Ada sesuatu yang menyakitkan bergerak di dalam pembuluh darahku. Sesuatu itu seolah mengikuti aliran darah mulai dari ujung jari ke kepala hingga ke kaki dan begitu seterusnya. Kuucap istighfar berkali-kali sambil menahan nyeri di seluruh pembuluh darah. Apapun itu sepertinya berusaha keluar dari tubuhku. Wisa Ulagara kah?
Bude Rahma menatapku cemas, ’’Sabar, Nduk. Masmu sebentar lagi sampai,’’ ujarnya.
Aku hanya mengangguk. Jam di dinding kamarku menunjukkan pukul delapan malam. Seharusnya bapak sudah sampai di rumah.Teror ini tak berhenti sejak seminggu lalu. Hanya selang beberapa jam sejak bapak pergi, kini aku terbaring lemah. Begitu kuatnya racun Ulagara membuat tubuh ini tak bertenaga lagi. Tanganku tak mampu kugerakkan. Kedua mata ini tiba-tiba terasa berat, ngantuk sekali. Lelah tiada terkira. Apakah mungkin akhir itu sudah dekat? Ya, Allah bahkan belum genap tujuh belas tahun usiaku. Hidup yang begitu singkat.
’’Jangan tutup matamu, Nduk,’’ pinta Bude Rahma. Dia mengguncang tubuhku.
Napasku mulai melemah, ’’Lan…Lana…lelah,’’ ucapku lemah. Bolehkah aku tidur sekejab.
Bude Rahma mulai panik ketika memegang kakiku yang mulai dingin. Dengan sigap ia setengah berlari keluar memanggil Mbah Min dan ibu. Sayup terdengar salam dari luar rumah. Sepertinya bapak dan Mas Barra sudah sampai. Sekitar lima belas menit kemudian mereka masuk ke dalam kamar kecuali Mas Barra dan Mbah Min.
Aku alihkan pandanganku ke sekeliling. Mataku bertemu mata bapak. Tampak raut kecemasan di sana. Apakah beliau kini menyadari bahwa putrinya tak baik-baik saja?
Beliau mendekat, "Lan...Lana..,’’ panggilnya lirih. Suara gemetar.
Aku berusaha membuka suara. Tak satupun kata terdengar. Bapak mendekatkan telinga ke wajahku.
"La...Lana ndak kuat lagi, Pak. Maafin Lana, ya. Lana lelah..." kuberbisik dengan sisa tenaga yang ada. Napasku mulai terasa berat. Pelan kuhirup oksigen lalu menghembuskannya dengan lemah. Tak terasa air mata ini meleleh. Nafasku kemudian tersengal.
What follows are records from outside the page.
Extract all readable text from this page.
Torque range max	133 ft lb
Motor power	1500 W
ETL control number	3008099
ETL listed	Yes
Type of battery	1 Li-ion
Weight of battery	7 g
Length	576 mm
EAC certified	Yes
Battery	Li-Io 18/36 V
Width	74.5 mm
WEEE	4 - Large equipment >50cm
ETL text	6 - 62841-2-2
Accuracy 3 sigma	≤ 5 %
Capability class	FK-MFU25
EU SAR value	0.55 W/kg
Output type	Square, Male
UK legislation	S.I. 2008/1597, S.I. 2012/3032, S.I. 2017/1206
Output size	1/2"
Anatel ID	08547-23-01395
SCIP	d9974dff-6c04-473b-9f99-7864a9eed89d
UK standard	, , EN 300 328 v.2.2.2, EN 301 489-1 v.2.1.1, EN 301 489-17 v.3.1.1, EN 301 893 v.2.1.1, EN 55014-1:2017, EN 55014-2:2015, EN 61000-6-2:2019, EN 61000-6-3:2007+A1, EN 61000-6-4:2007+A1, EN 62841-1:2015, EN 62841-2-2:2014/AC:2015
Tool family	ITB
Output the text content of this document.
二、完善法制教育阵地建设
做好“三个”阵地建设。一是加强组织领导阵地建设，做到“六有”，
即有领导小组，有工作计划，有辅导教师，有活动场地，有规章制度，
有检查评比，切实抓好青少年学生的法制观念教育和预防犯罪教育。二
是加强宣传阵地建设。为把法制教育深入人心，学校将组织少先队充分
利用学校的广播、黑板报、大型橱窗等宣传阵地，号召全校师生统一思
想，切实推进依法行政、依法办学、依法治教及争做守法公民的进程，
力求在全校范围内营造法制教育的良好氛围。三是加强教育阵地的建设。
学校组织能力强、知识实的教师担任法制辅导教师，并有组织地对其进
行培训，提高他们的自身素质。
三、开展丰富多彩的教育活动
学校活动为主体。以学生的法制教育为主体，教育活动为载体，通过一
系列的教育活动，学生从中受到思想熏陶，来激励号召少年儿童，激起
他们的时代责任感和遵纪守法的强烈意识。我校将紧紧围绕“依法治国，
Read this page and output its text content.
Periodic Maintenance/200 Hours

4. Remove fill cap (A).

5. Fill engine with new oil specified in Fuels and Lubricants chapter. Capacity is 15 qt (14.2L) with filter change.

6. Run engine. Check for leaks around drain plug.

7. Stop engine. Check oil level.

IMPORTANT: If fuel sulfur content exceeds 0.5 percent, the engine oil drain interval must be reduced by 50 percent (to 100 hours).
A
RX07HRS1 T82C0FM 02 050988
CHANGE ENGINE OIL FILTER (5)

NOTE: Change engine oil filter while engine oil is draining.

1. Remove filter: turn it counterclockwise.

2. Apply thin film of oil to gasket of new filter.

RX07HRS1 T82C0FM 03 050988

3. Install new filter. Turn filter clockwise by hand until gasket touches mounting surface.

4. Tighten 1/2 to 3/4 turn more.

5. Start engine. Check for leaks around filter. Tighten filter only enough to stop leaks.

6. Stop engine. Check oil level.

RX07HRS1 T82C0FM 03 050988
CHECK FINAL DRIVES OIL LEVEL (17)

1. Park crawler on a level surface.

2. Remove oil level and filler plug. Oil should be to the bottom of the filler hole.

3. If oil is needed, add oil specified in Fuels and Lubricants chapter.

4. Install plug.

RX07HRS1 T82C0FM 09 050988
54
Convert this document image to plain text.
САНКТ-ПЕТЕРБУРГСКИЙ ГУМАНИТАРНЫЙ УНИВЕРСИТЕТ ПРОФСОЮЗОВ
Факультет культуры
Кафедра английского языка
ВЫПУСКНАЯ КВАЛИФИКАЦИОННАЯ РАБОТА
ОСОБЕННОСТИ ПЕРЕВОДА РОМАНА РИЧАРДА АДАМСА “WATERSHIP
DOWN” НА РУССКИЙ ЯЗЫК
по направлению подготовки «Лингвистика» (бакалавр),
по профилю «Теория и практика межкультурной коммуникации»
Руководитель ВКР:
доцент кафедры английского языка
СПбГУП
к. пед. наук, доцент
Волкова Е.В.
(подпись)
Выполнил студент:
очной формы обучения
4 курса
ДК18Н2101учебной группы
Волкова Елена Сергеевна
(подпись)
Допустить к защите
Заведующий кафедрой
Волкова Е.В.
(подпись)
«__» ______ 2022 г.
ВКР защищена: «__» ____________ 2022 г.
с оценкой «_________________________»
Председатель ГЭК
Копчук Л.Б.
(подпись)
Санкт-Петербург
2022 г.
Mata kian berat.
Bapak mulai menangis, ’’Ya, Allah biar aku saja yang menggantikannya. Ya, Allah...!"
Rasa dingin dari ujung kakiku kini naik hingga lutut. Aku telah kehilangan rasa pada kaki. Mata ini semakin berat untuk terjaga. Kantuk itu datang semakin kuat. Sangat kuat.
Aku merasakan Mas Barra berjalan terburu-buru lalu menyeruak. Wajahnya nampak cemas. Dia duduk dipinggir tempat tidur. Meraih ujung jari kakiku. Dia memijat jempol kakiku, "Bertahanlah Lana..!" pintanya.
Aku berusaha melawan rasa kantuk ini. Setiap tertutup mata ini mati-matian kubuka kembali. Nafasku semakin melemah, "Ya, Allah. Bila memang hari ini adalah hari terakhirku hidup di dunia maka ambillah nyawaku tanpa rasa sakit. Bila Engkau memberiku kesempatan untuk hidup maka sembuhkanlah penyakitku. Apapun yang ada di dalam tubuh ini tolong keluarkanlah," doaku dalam hati.
"Jangan menutup mata! Lan...Lan..Lanaaa!" sayup kudengar Mas Barra berseru.
Kuasakan ia menggeser tubuhnya dan menghirup sesuatu dari arah pusarku. Aku membuka mata sekuat tenaga dan melihat ke arahnya. Secepat kilat dia berlari menahan sesuatu dalam mulutnya. Bude Rahma dan Mbah Min buru-buru mengejarnya.
"Barra! Barra muntah darah! Barra!" seru Bude Rahma.